The Payment Error Rate Measurement (PERM) is an audit program that was developed and implemented by the federal Centers for Medicare and Medicaid Services (CMS) to comply with the Improper Payments Information Act (IPIA) of 2002. The purpose of the program is to examine eligibility determinations and claims payment of Medicaid program and Children’s Health Insurance Program (CHIP) for accuracy and to ensure that the States only pay for appropriate claims. In Colorado, CHIP is called Child Health Plan Plus (CHP+).
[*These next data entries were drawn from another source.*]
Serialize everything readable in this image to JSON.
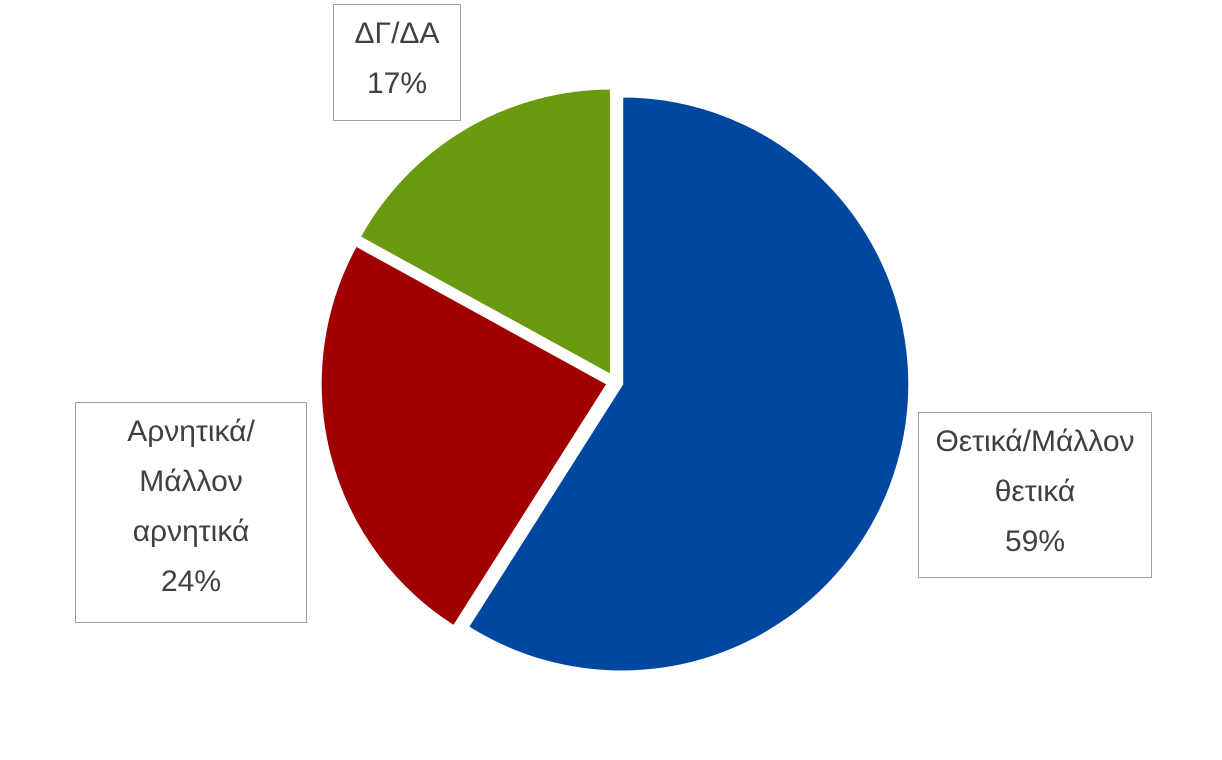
{
  "chart_data": {
    "type": "pie",
    "categories": [
      "Θετικά/Μάλλον θετικά",
      "Αρνητικά/Μάλλον αρνητικά",
      "ΔΓ/ΔΑ"
    ],
    "values": [
      59,
      24,
      17
    ],
    "value_labels": [
      "59%",
      "24%",
      "17%"
    ],
    "colors": [
      "#0047a0",
      "#a00000",
      "#6a9a10"
    ]
  }
}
- Colorado's next PERM cycle is federal fiscal year 2013 (October 2012 - September 2013).
Providers: Please go to the Department's PERM provider web page for more information on how PERM affects Medicaid and CHP+ providers.
Why is PERM required?
- PERM is required by CMS pursuant to the Improper Payments Information Act of 2002 (IPIA; Public Law 107-300).
- Medicaid and CHIP are identified as programs at higher risk for significant improper payments by the U.S. Office of Management and Budget (OMB).
- CMS has to report the improper payment error rate and estimates of improper amounts to Congress.
- CMS has to submit the report on actions to reduce erroneous expenditures.
- Groups of states are selected on a rotational basis once every three years.
- Colorado is one of 17 States, or Cycle 2 states, randomly selected by CMS for federal fiscal year (FFY) 2013 and previously in FFY 2010 and 2007. FFY runs from October 1 through September 30.
How is PERM implemented?
- Claims Review
- A claim is reviewed to determine if it was processed correctly and that the services were actually provided, medically necessary, coded correctly, and properly paid or denied.
- For the PERM cycle, CMS uses two contractors to perform claims reviews:
- The Statistical Contractor, the Lewin Group, who collects universe claims data quarterly from states and uses a stratified random sampling design to draw the sample for review.
- The Review Contractor, A+ Government Solutions, who uses the sample list to request copies of medical records from the providers and reviews for medical necessity, correct coding, correct payment or denial of claims, and services actually provided.
- Eligibility Review
- Recipient's eligibility determinations are reviewed for accuracy.
- The Department of Health Care Policy and Financing (the Department) has awarded Myers and Stauffer, LC to review eligibility determinations in FY 2013.
What is the purpose of the eligibility determination review?
- The purpose of the eligibility review is to verfiy the eligibility of sampled cases using state eligibility criteria in effect at the time of the decision under review.
How will eligibility sites know if any of their eligibility determinations have been selected?
- The Department, or Myers and Stauffer, LC, will contact eligibility sites and request copies of the case file.
What do eligibility sites need to do?
- Eligibility sites need to check if the case is currently undergoing investigation for fraud. If so, this must be reported to the Department.
- Eligibility sites need to submit copies of the requested case file within 10 business days of the date of the request. Original documentation will not be accepted.
- If the eligibility site is not the correct site, it should inform the Department with the evidence of which site that has the requested case file information.
What happens if there is an error finding in the eligibility determination?
- Myers and Stauffer, LC will contact the eligibility sites about the results of the case file review. Eligibility sites may appeal the finding. The appeal process is currently in development.
What about maintaining patient privacy?
How can I find out more information?
- The Department will make a presentation in the spring of 2013 about PERM and eligibility site responsibilities. The Department will soon release details to eligibility sites via email.